Üniversitelerimiz bir türlü uluslararası arenada boy gösteremiyorlar, akademisyenlerimiz Dünyanın gelişmiş üniversitelerindeki meslektaşlarıyla rekabet edemiyorlar, yabancı ülkelerde düzenlenen bilimsel toplantılara katılma cesareti gösteremiyorlar, fikirlerini Dünyaya açmakta büyük zorluklar yaşıyorlar. Çünkü yabancı dil bilgileri oldukça yetersiz. Öyle bilim insanlarımız var ki yabancı dille yalnızca Doçent olabilmek için ilgilenmiş, artık dille ilgisini neredeyse tamamen kesmiş. İlim yuvası olması gereken üniversitelerimizde hemen her aşamada, özellikle de yönetim kademelerinde böyleleri ile karşılaşıyor olmamız çok acı. Kendisi gibi olanlara Dünyanın hiçbir yerinde üniversite hocası denilemeyeceğinin farkında olan bu zevatın yurtdışı seyahatlerinde başvurabildikleri taktikler hepimizin başını yere eğdirecek cinsten. Bunlar içerisinde kendilerini öğretmen veya turist olarak tanıtanlara bile rastladık. Ama bunlar Türkiye sınırlarından içeriye girdiler mi mangalda kül bırakmıyorlar, yazdıkları makale ve kitapların haddi hesabı yok. Söylemesi çok kolay değil, ama önümüzdeki resim maalesef böyle. Sadece birkaç bilim alanımız ve kendini özel olarak yetiştirmiş bilim insanımız bunun elbette dışında. Onlara gıpta ile bakıyoruz. Ama onların çabaları içinde bulunduğumuz gerçeği değiştirmede yeterli olamıyor. Bu yüzden de acil ve radikal tedbirler gerekiyor. Aksi halde üniversitelerimiz yerel kalmaya devam edecek.
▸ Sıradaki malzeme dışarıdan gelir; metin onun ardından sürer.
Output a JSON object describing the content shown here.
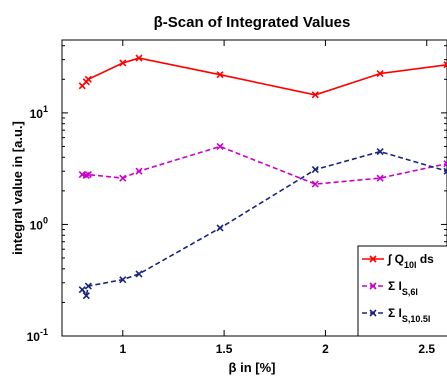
{
  "chart_data": {
    "type": "line",
    "title": "β-Scan of Integrated Values",
    "xlabel": "β in [%]",
    "ylabel": "integral value in [a.u.]",
    "yscale": "log",
    "xlim": [
      0.7,
      2.6
    ],
    "ylim": [
      0.1,
      45
    ],
    "x_ticks": [
      {
        "value": 1,
        "label": "1"
      },
      {
        "value": 1.5,
        "label": "1.5"
      },
      {
        "value": 2,
        "label": "2"
      },
      {
        "value": 2.5,
        "label": "2.5"
      }
    ],
    "y_ticks": [
      {
        "value": 0.1,
        "base": "10",
        "exp": "-1"
      },
      {
        "value": 1,
        "base": "10",
        "exp": "0"
      },
      {
        "value": 10,
        "base": "10",
        "exp": "1"
      }
    ],
    "grid": false,
    "legend_position": "bottom-right",
    "series": [
      {
        "name_prefix": "∫ Q",
        "name_sub": "10l",
        "name_suffix": " ds",
        "color": "#ff0000",
        "x": [
          0.8,
          0.82,
          0.83,
          1.0,
          1.08,
          1.48,
          1.95,
          2.27,
          2.6
        ],
        "y": [
          17.5,
          19.0,
          20.0,
          28.0,
          31.0,
          22.0,
          14.5,
          22.5,
          27.0
        ]
      },
      {
        "name_prefix": "Σ I",
        "name_sub": "S,6l",
        "name_suffix": "",
        "color": "#cc00cc",
        "x": [
          0.8,
          0.82,
          0.83,
          1.0,
          1.08,
          1.48,
          1.95,
          2.27,
          2.6
        ],
        "y": [
          2.8,
          2.75,
          2.8,
          2.6,
          3.0,
          5.0,
          2.3,
          2.6,
          3.5
        ]
      },
      {
        "name_prefix": "Σ I",
        "name_sub": "S,10.5l",
        "name_suffix": "",
        "color": "#1a237e",
        "x": [
          0.8,
          0.82,
          0.83,
          1.0,
          1.08,
          1.48,
          1.95,
          2.27,
          2.6
        ],
        "y": [
          0.26,
          0.23,
          0.28,
          0.32,
          0.36,
          0.93,
          3.1,
          4.5,
          3.0
        ]
      }
    ]
  }
}
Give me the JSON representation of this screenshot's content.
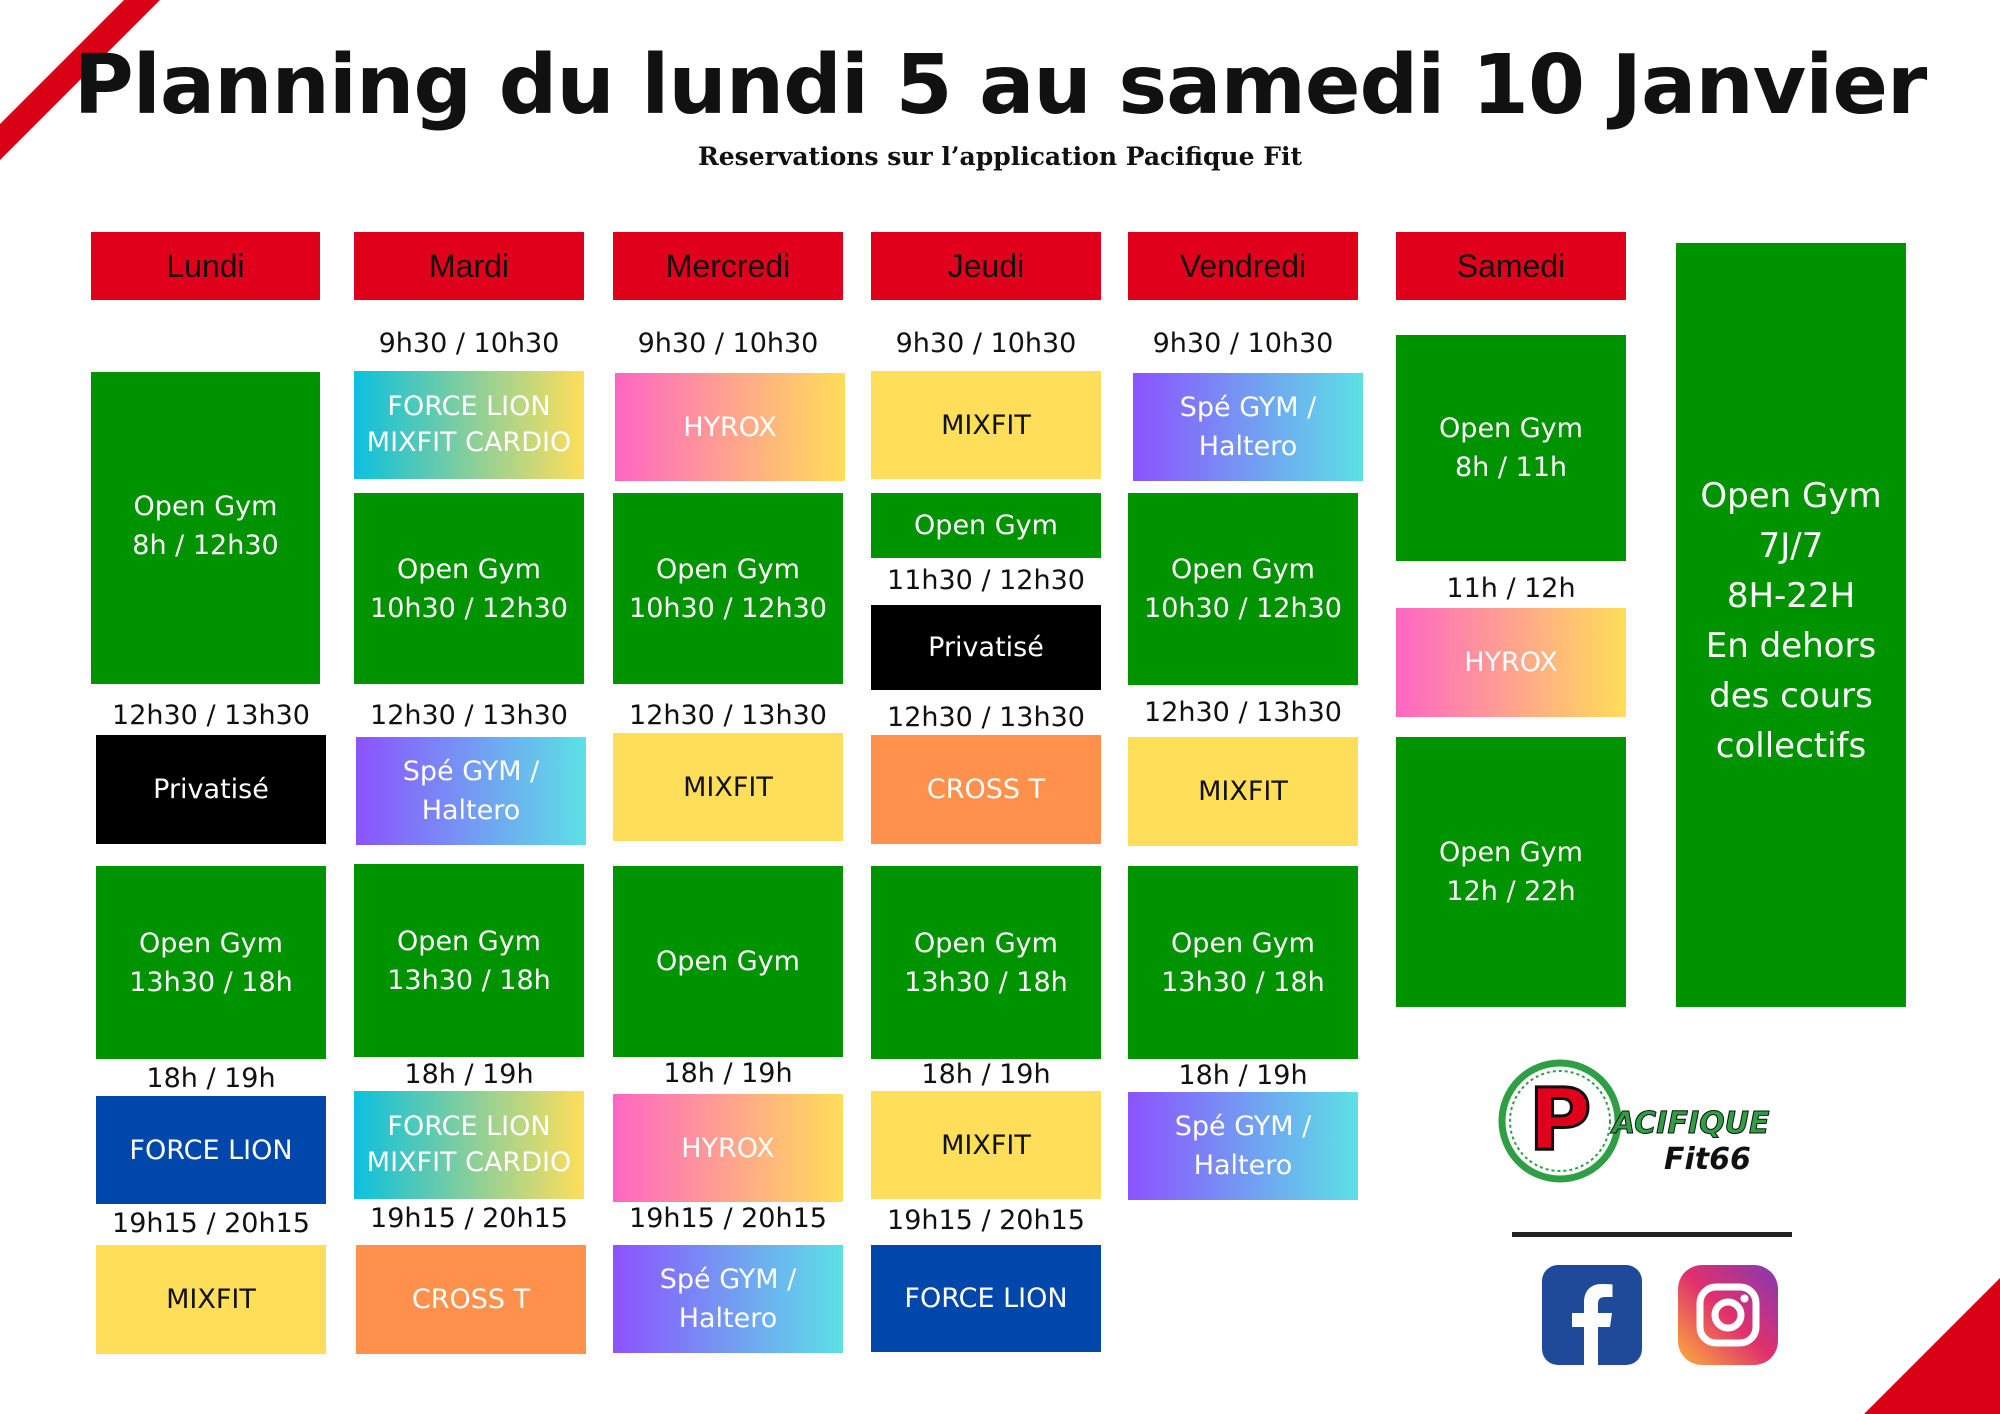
{
  "header": {
    "title": "Planning du lundi 5 au samedi 10 Janvier",
    "subtitle": "Reservations sur l’application Pacifique Fit"
  },
  "days": [
    "Lundi",
    "Mardi",
    "Mercredi",
    "Jeudi",
    "Vendredi",
    "Samedi"
  ],
  "times": {
    "t0930": "9h30 / 10h30",
    "t1130": "11h30 / 12h30",
    "t1230": "12h30 / 13h30",
    "t1112": "11h / 12h",
    "t1819": "18h / 19h",
    "t1915": "19h15 / 20h15"
  },
  "classes": {
    "open_gym": "Open Gym",
    "privatise": "Privatisé",
    "mixfit": "MIXFIT",
    "hyrox": "HYROX",
    "cross_t": "CROSS T",
    "force_lion": "FORCE LION",
    "mixfit_cardio": "MIXFIT CARDIO",
    "spe_gym": "Spé GYM /",
    "haltero": "Haltero"
  },
  "slots": {
    "og_8_1230": "8h / 12h30",
    "og_1030_1230": "10h30 / 12h30",
    "og_1330_18": "13h30 / 18h",
    "og_8_11": "8h / 11h",
    "og_12_22": "12h / 22h"
  },
  "open_gym_side": {
    "line1": "Open Gym",
    "line2": "7J/7",
    "line3": "8H-22H",
    "line4": "En dehors",
    "line5": "des cours",
    "line6": "collectifs"
  },
  "logo": {
    "letter": "P",
    "text1": "ACIFIQUE",
    "text2": "Fit66"
  },
  "social": [
    "facebook-icon",
    "instagram-icon"
  ],
  "colors": {
    "day_header": "#e0001b",
    "open_gym": "#009300",
    "mixfit": "#ffde59",
    "cross_t": "#ff914d",
    "force_lion": "#0047ab",
    "privatise": "#000000"
  }
}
Bir yabancı dili teknik ve akademik düzeyde bilmemenin bilimsel yayınları etkileyen birkaç tarafı daha var. Malum, üniversite hocaları olarak hepimizin Türkçe, dil bilgisi, kompozisyon ve edebiyat üstadı olma gibi bir şansımız yok, buna zamanımız da yok. Buna rağmen yazılarımızı dil kurallarına uygun olarak yazmak zorundayız. Uzun senelere yayılan tecrübelerimiz bize gösterdi ki yabancı dil öğrenmek insanın ana diliyle ilgili bilgi, görgü ve kültür düzeyini yükseltiyor, anlatım gücünü ve yazı yazma becerisini artırıyor. Yayın süreçlerindeki editörlük ve hakemlik tecrübelerimiz bize öğretti ki bir yabancı dili teknik ve akademik düzeyde bilmeyen kişilerin alıntıları çoğunlukla zayıf, anlatımları genellikle güçsüz, cümleleri çoğu kere düzensiz ve bozuk düzeyde kalıyor. Yabancı dilde uluslararası indekslerde yer alan bir yayın okumamış olan kişiler teknik yazı yazmakta zorlanıyorlar, problemleri belirlemek ve onlara çözüm bulmak yerine popüler konulara yöneliyorlar, az zamanda çok yayın yapmanın kolay yollarını arıyorlar, alanı olabildiğince basitleştiriyorlar, basitliği cazipleştiriyorlar, yeni araştırmacıların problemli konulara yönelmesini zorlaştırıyorlar. Üstelik uluslararası düzeyde bu işin nasıl yapıldığından habersiz oldukları için böylesi kişileri olması gereken noktaya çekmek zorlaşıyor, kendilerine laf anlatmak neredeyse imkansızlaşıyor, hatta “Bu uluslararası kriterlerden bana ne?” diyenleri bile çıkabiliyor. Üniversitelerde bunların çoğunluğu teşkil ettiği zamanlarda idari uygulamalar da bunların dar düşüncelerinden nasibini alabiliyor.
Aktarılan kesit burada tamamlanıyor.